Samples of fish eggs and larvae around Vietnam between 2004 and 2008 showed high rates of infection (29.3 - 98.6%) in the southern samples, but no infected eggs at all were found in the northern samples (Shadrin et al., 2010). A year-long survey of sardines from the Adriatic Sea in 1990 found I. chabelardi present in every month that had sardine egg spawning (Dulcic, 1998). The infection rates varied considerably from month to month, with the colder months having higher infection rates and the warmer months having lower infection rates (Dulcic, 1998). December (50%) and January (48.2%) had the highest rates of infection, while May (6.8%) and September (2.6%) had the lowest rates of infection (Dulcic, 1998). No sardine eggs were spawned in June, July, or August, so no infection rates could be taken (Dulcic, 1998).

== Reported host species ==

- Bluefin Tuna (Thunnus thynnus): Identified in bluefin tuna in Japan in 2004.
- Bogue (Boops boops): Identified in bogue eggs off the coast of Portugal (Skovgaard et al., 2009).
- Bristlemouth (Mourolicus pennant): (Hollande and Cachon, 1952;
- Cod (Gadus morhua) *Suspected: Cod eggs collected off the coast of Denmark were found to be infected with a protistan parasite that was hypothesized to be I. chabelardi with rates ranging between 14 and 88% (Pedersen and Koie, 1994). Parasites were found in at least some eggs of all eight batches collected (Pedersen and Koie, 1994).
- European pilchard (Sardina pilchardus): I. chabelardi was first identified in sardines from the Mediterranean by Hollande and Cachon in 1952.(Hollande & Cachon, 1952; In 1997 and 1999, sardine eggs were sampled off the coast of Portugal, and approximately 30% of them were found to be infected with I. chabelardi (Stratoudakis et al., 2000).
- Gilthead seabream (Sparus aurata): (Marinaro, 1971;
- Leopard Coral Grouper (Plectropomus leopardus): Mass mortality events of Leopard Coral Grouper around Okinawa, Japan caused by an unknown parasite have been reported repeatedly since 1990 (Mori et al., 2007). Based on an analysis of the parasite's mode of infection, development, and SSU rDNA sequence, the unknown parasite was identified as Ichthyodinium sp. (Mori et al., 2007).
- Mackerel (Scomber scombrus): In 1998, fifty-nine samples of Mackerel eggs, totaling 2,409 eggs, were collected in the north-east Atlantic and checked for parasitism by I. chabelardi. Of these, 1,099 eggs (46%) were found to be infected. Thirty-nine (66%) of the collection stations had at least one parasitized egg.
- Turbot (Scopththalmus maximus) *Suspected: Turbot eggs collected off the coast of Denmark were found to be infected with a protistan parasite that was hypothesized to be I. chabelardi (Pedersen and Koie, 1994;
- Yellowfin tuna (Thunnas albacares): In 2005, larval deaths of yellowfin tuna in a semi-enclosed system tank in Bali, Indonesia were attributed to Ichthyodinium sp.

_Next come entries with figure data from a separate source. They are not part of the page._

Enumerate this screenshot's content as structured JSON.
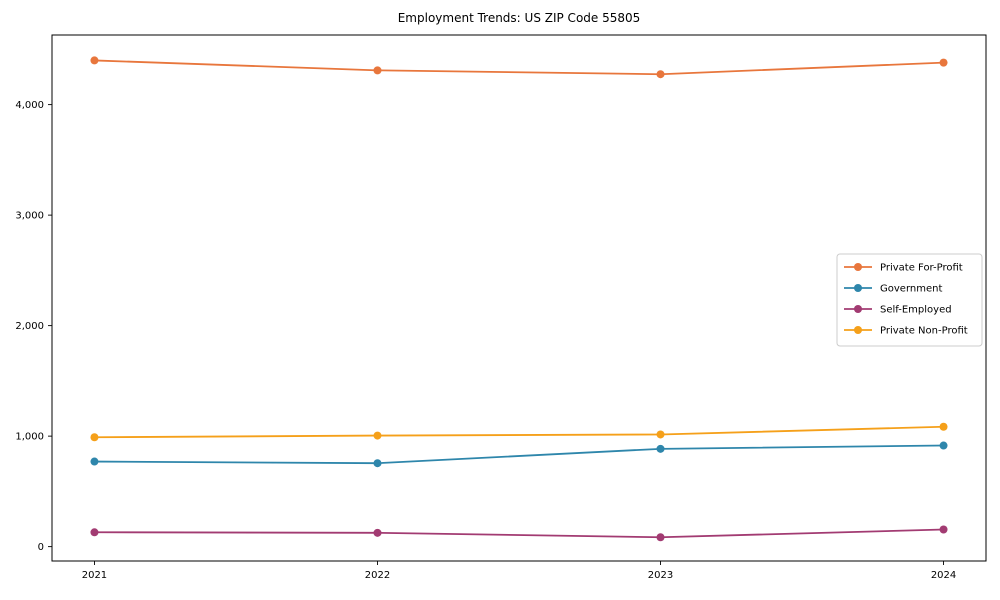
{
  "chart_data": {
    "type": "line",
    "title": "Employment Trends: US ZIP Code 55805",
    "xlabel": "",
    "ylabel": "",
    "x": [
      2021,
      2022,
      2023,
      2024
    ],
    "x_tick_labels": [
      "2021",
      "2022",
      "2023",
      "2024"
    ],
    "series": [
      {
        "name": "Private For-Profit",
        "color": "#E8763C",
        "values": [
          4400,
          4310,
          4275,
          4380
        ]
      },
      {
        "name": "Government",
        "color": "#2E86AB",
        "values": [
          770,
          755,
          885,
          915
        ]
      },
      {
        "name": "Self-Employed",
        "color": "#A23B72",
        "values": [
          130,
          125,
          85,
          155
        ]
      },
      {
        "name": "Private Non-Profit",
        "color": "#F5A01A",
        "values": [
          990,
          1005,
          1015,
          1085
        ]
      }
    ],
    "yticks": [
      0,
      1000,
      2000,
      3000,
      4000
    ],
    "ytick_labels": [
      "0",
      "1,000",
      "2,000",
      "3,000",
      "4,000"
    ],
    "xlim": [
      2020.85,
      2024.15
    ],
    "ylim": [
      -130,
      4630
    ],
    "grid": false,
    "legend": {
      "position": "right",
      "entries": [
        "Private For-Profit",
        "Government",
        "Self-Employed",
        "Private Non-Profit"
      ],
      "border_color": "#cccccc",
      "background": "#ffffff"
    },
    "axis_color": "#000000",
    "background_color": "#ffffff",
    "marker": "circle",
    "marker_radius": 4,
    "line_width": 1.8
  }
}
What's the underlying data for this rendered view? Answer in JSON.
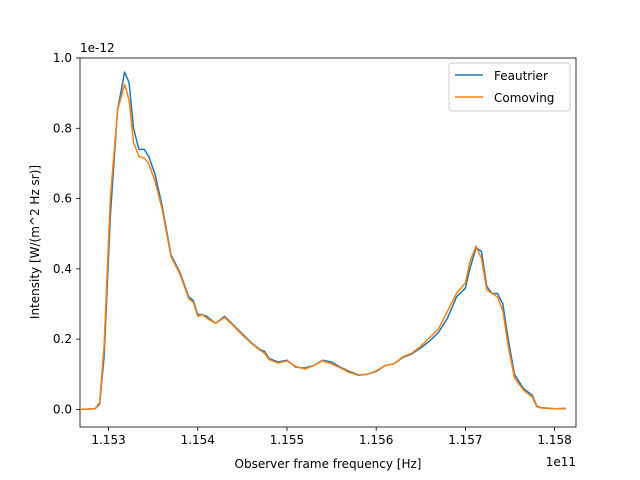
{
  "chart_data": {
    "type": "line",
    "xlabel": "Observer frame frequency [Hz]",
    "ylabel": "Intensity [W/(m^2 Hz sr)]",
    "x_offset_label": "1e11",
    "y_offset_label": "1e-12",
    "xlim": [
      1.15268,
      1.15824
    ],
    "ylim": [
      -0.05,
      1.0
    ],
    "x_ticks": [
      1.153,
      1.154,
      1.155,
      1.156,
      1.157,
      1.158
    ],
    "x_tick_labels": [
      "1.153",
      "1.154",
      "1.155",
      "1.156",
      "1.157",
      "1.158"
    ],
    "y_ticks": [
      0.0,
      0.2,
      0.4,
      0.6,
      0.8,
      1.0
    ],
    "y_tick_labels": [
      "0.0",
      "0.2",
      "0.4",
      "0.6",
      "0.8",
      "1.0"
    ],
    "grid": false,
    "legend": "top-right",
    "series": [
      {
        "name": "Feautrier",
        "color": "#1f77b4",
        "x": [
          1.1527,
          1.15285,
          1.1529,
          1.15295,
          1.15302,
          1.1531,
          1.15318,
          1.15323,
          1.15328,
          1.15334,
          1.1534,
          1.15345,
          1.15352,
          1.1536,
          1.1537,
          1.1538,
          1.1539,
          1.15395,
          1.154,
          1.15405,
          1.1541,
          1.1542,
          1.1543,
          1.1544,
          1.1545,
          1.1546,
          1.1547,
          1.15475,
          1.1548,
          1.1549,
          1.155,
          1.1551,
          1.1552,
          1.1553,
          1.1554,
          1.1555,
          1.1556,
          1.1557,
          1.1558,
          1.1559,
          1.156,
          1.1561,
          1.1562,
          1.1563,
          1.1564,
          1.1565,
          1.1566,
          1.1567,
          1.1568,
          1.1569,
          1.157,
          1.15705,
          1.15712,
          1.15718,
          1.15724,
          1.1573,
          1.15736,
          1.15742,
          1.15748,
          1.15755,
          1.15765,
          1.15775,
          1.1578,
          1.15785,
          1.158,
          1.15812
        ],
        "y": [
          0.0,
          0.002,
          0.015,
          0.15,
          0.55,
          0.85,
          0.96,
          0.93,
          0.8,
          0.74,
          0.74,
          0.72,
          0.67,
          0.58,
          0.44,
          0.39,
          0.32,
          0.31,
          0.27,
          0.27,
          0.265,
          0.245,
          0.265,
          0.24,
          0.215,
          0.19,
          0.17,
          0.165,
          0.145,
          0.135,
          0.14,
          0.12,
          0.118,
          0.125,
          0.14,
          0.135,
          0.12,
          0.108,
          0.098,
          0.1,
          0.108,
          0.125,
          0.13,
          0.148,
          0.158,
          0.175,
          0.195,
          0.22,
          0.26,
          0.32,
          0.345,
          0.4,
          0.46,
          0.45,
          0.35,
          0.33,
          0.33,
          0.3,
          0.2,
          0.1,
          0.06,
          0.04,
          0.01,
          0.005,
          0.002,
          0.003
        ]
      },
      {
        "name": "Comoving",
        "color": "#ff7f0e",
        "x": [
          1.1527,
          1.15285,
          1.1529,
          1.15295,
          1.15302,
          1.1531,
          1.15318,
          1.15323,
          1.15328,
          1.15334,
          1.1534,
          1.15345,
          1.15352,
          1.1536,
          1.1537,
          1.1538,
          1.1539,
          1.15395,
          1.154,
          1.15405,
          1.1541,
          1.1542,
          1.1543,
          1.1544,
          1.1545,
          1.1546,
          1.1547,
          1.15475,
          1.1548,
          1.1549,
          1.155,
          1.1551,
          1.1552,
          1.1553,
          1.1554,
          1.1555,
          1.1556,
          1.1557,
          1.1558,
          1.1559,
          1.156,
          1.1561,
          1.1562,
          1.1563,
          1.1564,
          1.1565,
          1.1566,
          1.1567,
          1.1568,
          1.1569,
          1.157,
          1.15705,
          1.15712,
          1.15718,
          1.15724,
          1.1573,
          1.15736,
          1.15742,
          1.15748,
          1.15755,
          1.15765,
          1.15775,
          1.1578,
          1.15785,
          1.158,
          1.15812
        ],
        "y": [
          0.0,
          0.002,
          0.02,
          0.18,
          0.6,
          0.85,
          0.925,
          0.88,
          0.76,
          0.72,
          0.715,
          0.7,
          0.65,
          0.57,
          0.435,
          0.385,
          0.315,
          0.305,
          0.265,
          0.27,
          0.26,
          0.245,
          0.262,
          0.238,
          0.212,
          0.188,
          0.168,
          0.16,
          0.142,
          0.132,
          0.138,
          0.122,
          0.115,
          0.125,
          0.138,
          0.13,
          0.118,
          0.105,
          0.097,
          0.1,
          0.11,
          0.125,
          0.13,
          0.15,
          0.16,
          0.18,
          0.205,
          0.23,
          0.28,
          0.33,
          0.36,
          0.42,
          0.465,
          0.43,
          0.34,
          0.33,
          0.32,
          0.28,
          0.18,
          0.09,
          0.055,
          0.035,
          0.008,
          0.004,
          0.002,
          0.002
        ]
      }
    ]
  }
}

== Geographical distribution ==
The complete global distribution of Ichthyodinium sp. is currently unknown (Gleasen et al., 2019). Among general surveys conducted to sample dinoflagellate species, no data for Ichthyodinium sp. has been collected at most sites (Gleasen et al., 2019). More surveys of Ichthyodinium sp., taken at broader ranges, are needed to gain a better grasp of its true distribution (Gleasen et al., 2019).

Ichthyodinium sp. has so far been recorded in the waters of Algeria (Holland and Cachon, 1952), Croatia (Dulcic, 1998), Denmark (Pedersen and Koie, 1994), Indonesia, Japan(Mori et al., 2007), Portugal (Stratoudakis et al., 2000; Skovgaard et al., 2009), Spain, the United Kingdom, and Vietnam (Shadrin et al., 2010).